Wednesday, May 27, 2009

What books have influenced you?


I have lots and lots of books. Hundreds, even. I've been in the book industry for the past 10 years so I'd better have a few books to speak of, shouldn't I? And they're all special to me in different ways. Not only do I remember the story of each of my well-paged books, but I remember where I was in my life when I read each one. In some I found words of wisdom, in others, a good laugh.
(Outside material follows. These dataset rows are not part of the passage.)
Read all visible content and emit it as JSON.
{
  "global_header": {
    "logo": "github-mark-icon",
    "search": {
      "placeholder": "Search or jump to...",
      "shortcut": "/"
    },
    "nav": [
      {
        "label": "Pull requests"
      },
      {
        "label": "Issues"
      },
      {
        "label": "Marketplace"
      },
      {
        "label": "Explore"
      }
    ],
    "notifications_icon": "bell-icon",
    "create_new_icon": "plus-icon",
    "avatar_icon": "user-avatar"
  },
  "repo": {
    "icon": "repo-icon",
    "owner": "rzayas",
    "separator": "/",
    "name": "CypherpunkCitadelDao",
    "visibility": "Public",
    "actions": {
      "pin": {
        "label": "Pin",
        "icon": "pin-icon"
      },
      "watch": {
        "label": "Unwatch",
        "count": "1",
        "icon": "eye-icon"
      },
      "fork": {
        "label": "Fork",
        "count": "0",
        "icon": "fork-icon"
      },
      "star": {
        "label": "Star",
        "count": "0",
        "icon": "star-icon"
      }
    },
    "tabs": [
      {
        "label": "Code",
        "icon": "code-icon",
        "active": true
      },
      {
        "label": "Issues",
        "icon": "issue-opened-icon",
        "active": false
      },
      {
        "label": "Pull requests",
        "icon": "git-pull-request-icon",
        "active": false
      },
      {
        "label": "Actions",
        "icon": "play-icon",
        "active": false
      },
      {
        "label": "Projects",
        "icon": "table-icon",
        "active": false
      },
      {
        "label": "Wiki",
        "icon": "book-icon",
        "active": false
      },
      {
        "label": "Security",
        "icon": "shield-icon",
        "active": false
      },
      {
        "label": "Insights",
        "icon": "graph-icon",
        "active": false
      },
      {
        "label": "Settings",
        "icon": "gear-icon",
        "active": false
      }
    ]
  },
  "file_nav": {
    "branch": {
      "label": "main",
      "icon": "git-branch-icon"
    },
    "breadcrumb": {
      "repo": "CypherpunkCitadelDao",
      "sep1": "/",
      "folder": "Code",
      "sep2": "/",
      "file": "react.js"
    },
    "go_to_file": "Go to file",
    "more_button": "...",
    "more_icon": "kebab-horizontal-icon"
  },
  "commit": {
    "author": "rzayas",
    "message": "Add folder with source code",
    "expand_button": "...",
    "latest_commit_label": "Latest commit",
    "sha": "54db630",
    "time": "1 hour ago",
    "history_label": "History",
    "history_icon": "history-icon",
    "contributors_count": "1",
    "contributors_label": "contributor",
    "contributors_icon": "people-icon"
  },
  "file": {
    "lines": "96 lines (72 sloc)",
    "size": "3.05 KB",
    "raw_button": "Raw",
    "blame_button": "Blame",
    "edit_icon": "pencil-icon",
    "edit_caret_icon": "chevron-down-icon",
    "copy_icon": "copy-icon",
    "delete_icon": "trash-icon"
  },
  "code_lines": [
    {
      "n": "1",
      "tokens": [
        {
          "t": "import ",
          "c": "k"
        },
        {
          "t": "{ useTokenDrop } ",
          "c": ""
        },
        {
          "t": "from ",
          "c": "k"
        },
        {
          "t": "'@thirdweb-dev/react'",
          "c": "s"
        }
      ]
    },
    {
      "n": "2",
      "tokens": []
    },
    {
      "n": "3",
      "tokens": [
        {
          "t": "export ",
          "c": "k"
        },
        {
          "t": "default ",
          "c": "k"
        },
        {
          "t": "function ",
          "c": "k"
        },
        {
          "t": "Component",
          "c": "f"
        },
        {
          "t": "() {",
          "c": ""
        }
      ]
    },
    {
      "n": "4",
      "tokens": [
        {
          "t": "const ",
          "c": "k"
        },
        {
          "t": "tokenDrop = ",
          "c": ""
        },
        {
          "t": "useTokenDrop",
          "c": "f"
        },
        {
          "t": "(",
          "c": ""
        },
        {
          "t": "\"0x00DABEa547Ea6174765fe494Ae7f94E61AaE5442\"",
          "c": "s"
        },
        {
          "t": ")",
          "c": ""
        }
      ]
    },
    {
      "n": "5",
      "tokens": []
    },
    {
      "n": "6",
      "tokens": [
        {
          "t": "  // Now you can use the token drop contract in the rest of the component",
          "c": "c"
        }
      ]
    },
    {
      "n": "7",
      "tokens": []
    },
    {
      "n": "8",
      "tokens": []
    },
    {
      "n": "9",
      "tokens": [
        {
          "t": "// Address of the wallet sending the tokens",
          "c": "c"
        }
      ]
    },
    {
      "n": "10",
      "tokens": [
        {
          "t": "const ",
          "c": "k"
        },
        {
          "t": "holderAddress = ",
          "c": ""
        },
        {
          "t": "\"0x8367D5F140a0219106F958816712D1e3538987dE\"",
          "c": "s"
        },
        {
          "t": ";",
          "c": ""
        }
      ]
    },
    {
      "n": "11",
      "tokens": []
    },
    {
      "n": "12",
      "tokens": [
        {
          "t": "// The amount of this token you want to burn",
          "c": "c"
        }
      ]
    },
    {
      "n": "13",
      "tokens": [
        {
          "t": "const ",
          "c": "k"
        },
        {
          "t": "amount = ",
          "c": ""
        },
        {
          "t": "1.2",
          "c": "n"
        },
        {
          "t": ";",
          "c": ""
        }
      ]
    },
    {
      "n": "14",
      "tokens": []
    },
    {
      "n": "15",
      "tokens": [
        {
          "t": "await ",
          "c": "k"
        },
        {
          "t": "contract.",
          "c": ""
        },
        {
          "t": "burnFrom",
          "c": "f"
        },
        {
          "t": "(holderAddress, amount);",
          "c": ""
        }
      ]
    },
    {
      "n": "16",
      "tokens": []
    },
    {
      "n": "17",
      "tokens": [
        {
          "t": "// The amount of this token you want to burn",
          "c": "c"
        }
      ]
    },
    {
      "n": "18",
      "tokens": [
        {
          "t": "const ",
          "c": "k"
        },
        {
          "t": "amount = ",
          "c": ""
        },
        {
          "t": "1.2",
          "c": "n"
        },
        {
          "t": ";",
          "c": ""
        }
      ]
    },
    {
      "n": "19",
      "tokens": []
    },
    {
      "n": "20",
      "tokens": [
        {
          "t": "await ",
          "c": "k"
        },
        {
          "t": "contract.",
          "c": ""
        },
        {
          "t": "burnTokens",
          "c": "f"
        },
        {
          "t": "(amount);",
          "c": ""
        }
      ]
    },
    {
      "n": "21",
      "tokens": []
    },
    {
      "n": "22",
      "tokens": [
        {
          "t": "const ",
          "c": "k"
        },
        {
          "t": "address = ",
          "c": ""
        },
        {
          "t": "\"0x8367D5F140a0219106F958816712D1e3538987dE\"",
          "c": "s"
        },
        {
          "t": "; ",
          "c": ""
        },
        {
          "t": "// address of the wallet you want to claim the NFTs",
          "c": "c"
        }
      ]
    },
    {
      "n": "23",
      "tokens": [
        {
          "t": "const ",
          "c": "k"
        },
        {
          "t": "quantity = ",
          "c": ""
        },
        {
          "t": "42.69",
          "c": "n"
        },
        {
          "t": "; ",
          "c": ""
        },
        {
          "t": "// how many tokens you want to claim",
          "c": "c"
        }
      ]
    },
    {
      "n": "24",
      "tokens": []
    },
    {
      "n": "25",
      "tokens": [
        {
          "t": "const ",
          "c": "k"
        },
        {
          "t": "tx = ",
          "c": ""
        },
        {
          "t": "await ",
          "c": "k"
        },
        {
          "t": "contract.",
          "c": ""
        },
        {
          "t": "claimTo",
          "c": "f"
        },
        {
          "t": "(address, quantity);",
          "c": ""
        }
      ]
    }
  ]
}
It was a cold winter night in 2002, the house was freezing, I had a pot of thick veg soup on the stove and I was tucked up in a blanket reading Anne Michael's Fugitive Pieces. It's incredibly multi-layered and poetically written, but at it's core is a story of love as redemption, love as a gateway to something better. And that concept found me and I held on to it. It spoke to me - I was in a loveless relationship and desperately trying to convince myself otherwise and this "love concept thing" as it was realised in the book, made me realise that above all else, love feels good. Great, in fact. Love doesn't hurt. It can redeem and free. (Duh!) But at the time, it was a quiet suggestion that made a big impact. It lead me, over time, to free myself from a situation which wasn't serving my heart. Powerful stuff, I tell you!

Another book that jumps to mind unasked is Chris Cleaves' The Other Hand. I read it over a few weeks of a balmy Cape Town Summer, everyday lying in the shade of the tree outside my bedroom window, head propped up with massive pillows, drinking countless cups of tea and enjoying the long days. I'd come home from work straight away and dive straight into the book. It deals with tough subject matter - that of a young Nigerian refugee named Little Bee, who finds herself in England, unable to speak the language and desperately looking for an English couple she met on a beach in Nigeria. What follows is a heartfelt, gut-wrenching yet somehow thoroughly enjoyable read which transports the reader to uncomforable spaces, where we explore what it means to be a refugee, what it means to fail, and to find courage to try again. You wouldn't think that all that "heavy" stuff would make for a positively remembered experience, but it does. It's an absolute gem by an author fairly unknown in SA.

I just love picking up a book and drifting into a different world, and all the better if it's such a brilliantly clever and moving story. So what books have influenced you? Its a pretty huge topic and perhaps best dealt with over a few posts, so I leave it to you - tell me about the books you've loved / hated, and why.